Из топорников Герон тоже ушёл, но не потому, что это опасное занятие. Нет, он неожиданно обрёл себя в таком странном деле, как магия. Очень иронично: монах, издевавшийся над Диллем и Илонной, вдруг сам стал почти магом. Хотя, чистой магией это, пожалуй, назвать было нельзя. Дело в том, что Герон во время рейдов в составе патруля, открыл в себе талант призывателя внешних сил. Он мог призвать непонятный свет, очень замедляющий всяческих зомбаков и иногда даже вредящий им, а тварей Запретного предела этот свет просто отпугивал. Благодаря этому таланту бывшего монаха его патрульный отряд совершал рейды практически без потерь. Сначала Герон считал, что призванный им свет — это сила Единого, который делился мощью со своим скромным последователем. Но потом, когда Герон публично отрёкся от поклонения Единому, когда он после гибели Ирме обвинил сверхголема в кровожадности, равнодушии и жестокости, призрачный свет всё равно отзывался на призыв бывшего монаха.
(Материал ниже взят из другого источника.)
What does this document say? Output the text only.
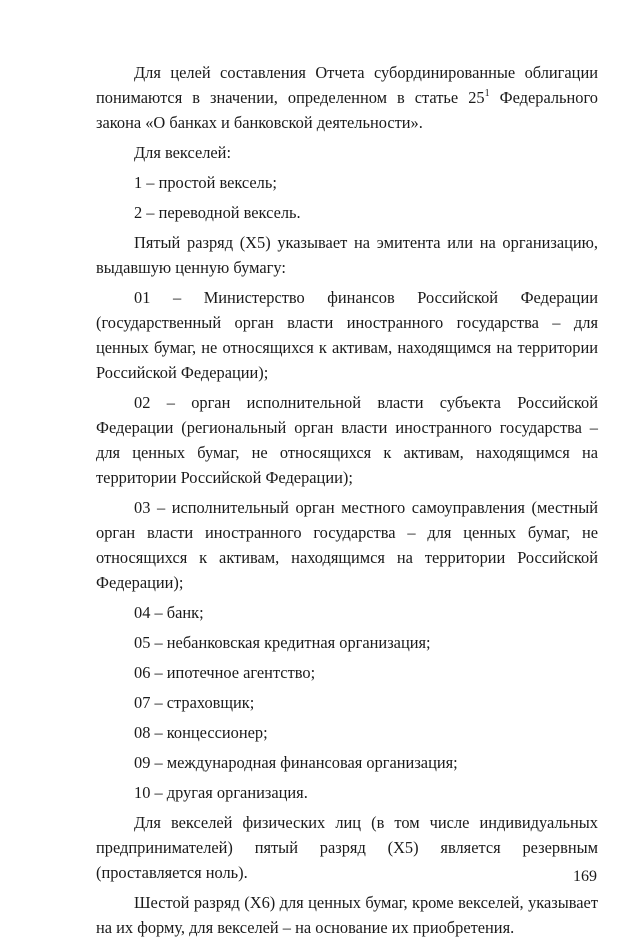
Для целей составления Отчета субординированные облигации понимаются в значении, определенном в статье $25^1$ Федерального закона «О банках и банковской деятельности».

Для векселей:

1 – простой вексель;

2 – переводной вексель.

Пятый разряд (Х5) указывает на эмитента или на организацию, выдавшую ценную бумагу:

01 – Министерство финансов Российской Федерации (государственный орган власти иностранного государства – для ценных бумаг, не относящихся к активам, находящимся на территории Российской Федерации);

02 – орган исполнительной власти субъекта Российской Федерации (региональный орган власти иностранного государства – для ценных бумаг, не относящихся к активам, находящимся на территории Российской Федерации);

03 – исполнительный орган местного самоуправления (местный орган власти иностранного государства – для ценных бумаг, не относящихся к активам, находящимся на территории Российской Федерации);

04 – банк;

05 – небанковская кредитная организация;

06 – ипотечное агентство;

07 – страховщик;

08 – концессионер;

09 – международная финансовая организация;

10 – другая организация.

Для векселей физических лиц (в том числе индивидуальных предпринимателей) пятый разряд (Х5) является резервным (проставляется ноль).

Шестой разряд (Х6) для ценных бумаг, кроме векселей, указывает на их форму, для векселей – на основание их приобретения.

169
Герон терялся в догадках: может, Единый не принял его отставки и продолжает дарить свои силы тому, кто этого не достоин? Почему? Или природа странного света иная, не божественная? Последнее оказалось похожим на правду. Когда архиепископ Одборгский прислал в Григот десяток настоящих боевых клириков, Герон смог воочию увидеть призыв божественных сил. Клирики, выйдя в составе усиленного патруля в Запретный предел, устроили коллективную молитву и разнесли в прах гнездовье сорокапутников. На месте гнездовья осталось раскалённое пятно, долго алевшее во тьме, а Герон тогда крепко задумался.